Simon Stiell, U.N. climate chief

Stiell, speaking at the Belém summit, urged deeper emissions cuts and stronger policy commitments worldwide. Other scientists cautioned that China’s apparent plateau requires more evidence before declaring a peak.

“There is no clear peak yet; the outlook is highly uncertain because of policy changes and potential growth in coal use for industrial feedstocks.”

Jan Ivar Korsbakken, CICERO senior researcher

Unconfirmed

  • Whether China’s emissions have definitively peaked: data lags and differing analyses leave the timing and permanence of any peak unconfirmed.
  • The extent to which short-term weather patterns (cold winters or monsoon timing) explain 2025 national changes versus durable policy or structural shifts.
  • Projections of coal use for chemical feedstocks in China and elsewhere remain contingent on industry decisions and policy incentives that are still evolving.

Bottom line

The Global Carbon Project’s 2025 projection — roughly 38.1 billion tonnes of fossil CO2 and a 1.1% rise versus 2024 — reinforces that global emissions have not yet turned the decisive corner toward sustained decline.
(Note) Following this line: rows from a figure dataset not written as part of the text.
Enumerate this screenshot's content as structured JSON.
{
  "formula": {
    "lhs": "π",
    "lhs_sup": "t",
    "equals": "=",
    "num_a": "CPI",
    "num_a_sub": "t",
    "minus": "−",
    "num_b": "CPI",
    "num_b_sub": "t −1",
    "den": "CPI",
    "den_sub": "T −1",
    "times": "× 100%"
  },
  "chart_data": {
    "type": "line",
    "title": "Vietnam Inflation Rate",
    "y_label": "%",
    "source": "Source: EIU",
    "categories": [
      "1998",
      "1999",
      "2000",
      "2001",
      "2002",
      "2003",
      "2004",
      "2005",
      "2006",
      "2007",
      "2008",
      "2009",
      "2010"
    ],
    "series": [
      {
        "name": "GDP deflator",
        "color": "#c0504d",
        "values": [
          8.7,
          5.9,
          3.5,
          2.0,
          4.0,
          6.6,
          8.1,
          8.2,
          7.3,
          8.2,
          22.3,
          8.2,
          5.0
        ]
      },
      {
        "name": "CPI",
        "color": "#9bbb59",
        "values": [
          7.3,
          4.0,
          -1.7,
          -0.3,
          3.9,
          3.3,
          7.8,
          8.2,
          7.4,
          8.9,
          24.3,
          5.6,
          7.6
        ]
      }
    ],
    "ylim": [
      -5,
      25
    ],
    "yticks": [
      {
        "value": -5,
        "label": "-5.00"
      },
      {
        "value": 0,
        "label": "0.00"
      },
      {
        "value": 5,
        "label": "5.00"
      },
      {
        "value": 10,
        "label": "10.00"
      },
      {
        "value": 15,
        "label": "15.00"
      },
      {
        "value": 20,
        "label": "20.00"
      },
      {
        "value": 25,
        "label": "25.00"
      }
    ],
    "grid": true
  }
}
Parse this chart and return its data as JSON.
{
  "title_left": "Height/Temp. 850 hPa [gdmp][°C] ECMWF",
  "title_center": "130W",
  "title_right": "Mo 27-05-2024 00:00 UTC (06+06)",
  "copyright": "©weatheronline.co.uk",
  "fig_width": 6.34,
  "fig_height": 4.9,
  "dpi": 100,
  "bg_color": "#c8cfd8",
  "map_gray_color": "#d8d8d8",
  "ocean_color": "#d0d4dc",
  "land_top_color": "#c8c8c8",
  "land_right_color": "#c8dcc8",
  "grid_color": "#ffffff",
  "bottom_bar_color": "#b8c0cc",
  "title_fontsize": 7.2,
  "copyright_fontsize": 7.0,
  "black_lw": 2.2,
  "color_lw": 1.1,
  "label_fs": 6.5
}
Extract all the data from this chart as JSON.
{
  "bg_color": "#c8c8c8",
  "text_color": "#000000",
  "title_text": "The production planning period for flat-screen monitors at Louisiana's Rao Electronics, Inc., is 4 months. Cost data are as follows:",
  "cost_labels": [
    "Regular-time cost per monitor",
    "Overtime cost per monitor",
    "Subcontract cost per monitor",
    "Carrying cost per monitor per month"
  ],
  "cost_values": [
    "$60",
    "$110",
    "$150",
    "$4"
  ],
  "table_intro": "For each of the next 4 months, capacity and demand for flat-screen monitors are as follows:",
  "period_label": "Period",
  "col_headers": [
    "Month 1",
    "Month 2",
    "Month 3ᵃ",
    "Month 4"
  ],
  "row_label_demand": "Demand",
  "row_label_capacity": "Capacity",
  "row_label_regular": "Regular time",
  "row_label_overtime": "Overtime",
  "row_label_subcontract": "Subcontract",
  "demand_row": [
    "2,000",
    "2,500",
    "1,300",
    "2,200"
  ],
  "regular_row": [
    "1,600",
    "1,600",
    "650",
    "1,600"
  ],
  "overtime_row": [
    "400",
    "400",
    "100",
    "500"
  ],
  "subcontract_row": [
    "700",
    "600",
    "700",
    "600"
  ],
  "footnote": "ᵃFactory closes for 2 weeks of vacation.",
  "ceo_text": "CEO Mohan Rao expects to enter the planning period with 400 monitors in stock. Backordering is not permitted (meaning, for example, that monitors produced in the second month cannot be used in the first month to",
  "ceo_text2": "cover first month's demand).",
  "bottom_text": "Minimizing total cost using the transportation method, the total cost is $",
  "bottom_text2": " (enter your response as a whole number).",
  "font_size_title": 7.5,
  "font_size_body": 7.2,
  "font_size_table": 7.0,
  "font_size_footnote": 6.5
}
Small annual percentage changes mask large cumulative effects: continued increases will eat into remaining carbon budgets and narrow options for meeting Paris targets without more aggressive near-term action.

Key indicators to watch in the coming months are definitive national accounting updates, concrete policy measures that limit new fossil infrastructure, and whether the signs of stabilization in China persist when full data are available. For policymakers and investors, the report underscores the need to pair accelerated renewable deployment with grid investments, industrial decarbonization, and policies that reduce incentives for new fossil projects.